Al Feldstein, creator of ‘Mad’ poster boy, dies at 88


Al Feldstein, former editor of pop culture satire publication Mad magazine for 28 years, died at his home in Livingston, Mont., on April 29. No cause of death was released. He was 88.

Publisher William Gaines put Feldstein in charge of the magazine in 1956, which was known for its parodies of politicians and mockery of traditional morality. Feldstein is probably best known for Mad’s poster character, freckle-faced redhead Alfred E. Neuman, who was based on founding editor Harvey Kurtzman. Those familiar associate the phrase, “What, Me Worry?” with the dim-witted gap-toothed hero. Neuman was known to make fun of everyone from Darth Vader to Santa Claus, and has recently appeared in editorial cartoonists’ George W. Bush parodies.

Mad’s sales topped 2 million in the early 1970s when Gaines and Feldstein were in charge, and Feldstein later credited the magazine’s style of calling public figures out as having helped start the cultural revolution in the 1960s.

When Feldstein retired in 1984, Mad’s circulation was already in a steep decline.
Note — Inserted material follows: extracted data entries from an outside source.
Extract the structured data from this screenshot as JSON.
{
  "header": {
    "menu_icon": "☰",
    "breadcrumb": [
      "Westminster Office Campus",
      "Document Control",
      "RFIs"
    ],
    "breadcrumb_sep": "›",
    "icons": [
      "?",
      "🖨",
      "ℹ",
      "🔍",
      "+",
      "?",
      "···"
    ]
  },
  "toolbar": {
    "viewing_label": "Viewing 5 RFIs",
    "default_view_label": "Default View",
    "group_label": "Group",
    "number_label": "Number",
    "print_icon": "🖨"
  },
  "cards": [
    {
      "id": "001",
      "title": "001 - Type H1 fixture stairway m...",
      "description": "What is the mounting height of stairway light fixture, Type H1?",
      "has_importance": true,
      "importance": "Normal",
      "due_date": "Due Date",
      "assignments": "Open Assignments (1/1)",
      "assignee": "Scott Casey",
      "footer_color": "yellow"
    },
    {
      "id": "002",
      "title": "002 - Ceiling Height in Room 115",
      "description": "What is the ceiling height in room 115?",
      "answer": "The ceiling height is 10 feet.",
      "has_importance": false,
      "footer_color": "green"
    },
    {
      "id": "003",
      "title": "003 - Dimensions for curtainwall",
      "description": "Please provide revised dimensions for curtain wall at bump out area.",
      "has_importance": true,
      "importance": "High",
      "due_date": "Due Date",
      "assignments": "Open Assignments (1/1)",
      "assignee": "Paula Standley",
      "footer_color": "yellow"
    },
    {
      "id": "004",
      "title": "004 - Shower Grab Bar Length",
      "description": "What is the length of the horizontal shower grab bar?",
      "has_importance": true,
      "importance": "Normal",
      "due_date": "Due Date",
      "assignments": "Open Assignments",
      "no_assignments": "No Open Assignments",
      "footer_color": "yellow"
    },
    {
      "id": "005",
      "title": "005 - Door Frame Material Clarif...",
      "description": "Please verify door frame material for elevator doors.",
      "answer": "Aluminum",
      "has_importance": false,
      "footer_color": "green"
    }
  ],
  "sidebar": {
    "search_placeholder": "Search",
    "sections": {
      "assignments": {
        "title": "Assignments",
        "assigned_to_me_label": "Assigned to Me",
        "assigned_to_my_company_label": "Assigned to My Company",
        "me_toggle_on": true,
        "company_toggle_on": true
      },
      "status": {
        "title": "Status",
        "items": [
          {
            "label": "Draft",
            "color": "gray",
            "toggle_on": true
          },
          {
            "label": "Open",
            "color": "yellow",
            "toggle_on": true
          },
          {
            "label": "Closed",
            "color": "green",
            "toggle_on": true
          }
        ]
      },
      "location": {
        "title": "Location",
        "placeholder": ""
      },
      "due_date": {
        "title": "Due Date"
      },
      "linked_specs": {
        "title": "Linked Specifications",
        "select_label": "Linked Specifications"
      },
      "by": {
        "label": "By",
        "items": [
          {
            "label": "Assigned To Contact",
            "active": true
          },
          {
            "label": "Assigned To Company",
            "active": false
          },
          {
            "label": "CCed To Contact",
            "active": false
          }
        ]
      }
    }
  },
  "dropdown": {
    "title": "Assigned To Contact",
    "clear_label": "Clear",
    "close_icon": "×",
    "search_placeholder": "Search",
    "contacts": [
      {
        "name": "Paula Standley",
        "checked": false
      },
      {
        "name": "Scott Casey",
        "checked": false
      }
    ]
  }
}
Feldstein moved out West, eventually settling in Montana, where he focused on painting wildlife and nature scenes, and competing in local art contests.

Born in 1925 in Brooklyn, N.Y., Feldstein attended Manhattan’s High School of Music and Art and Brooklyn College, and later served in the military at the end of World War II. After he was discharged, he ended up performing at Entertainment Comics.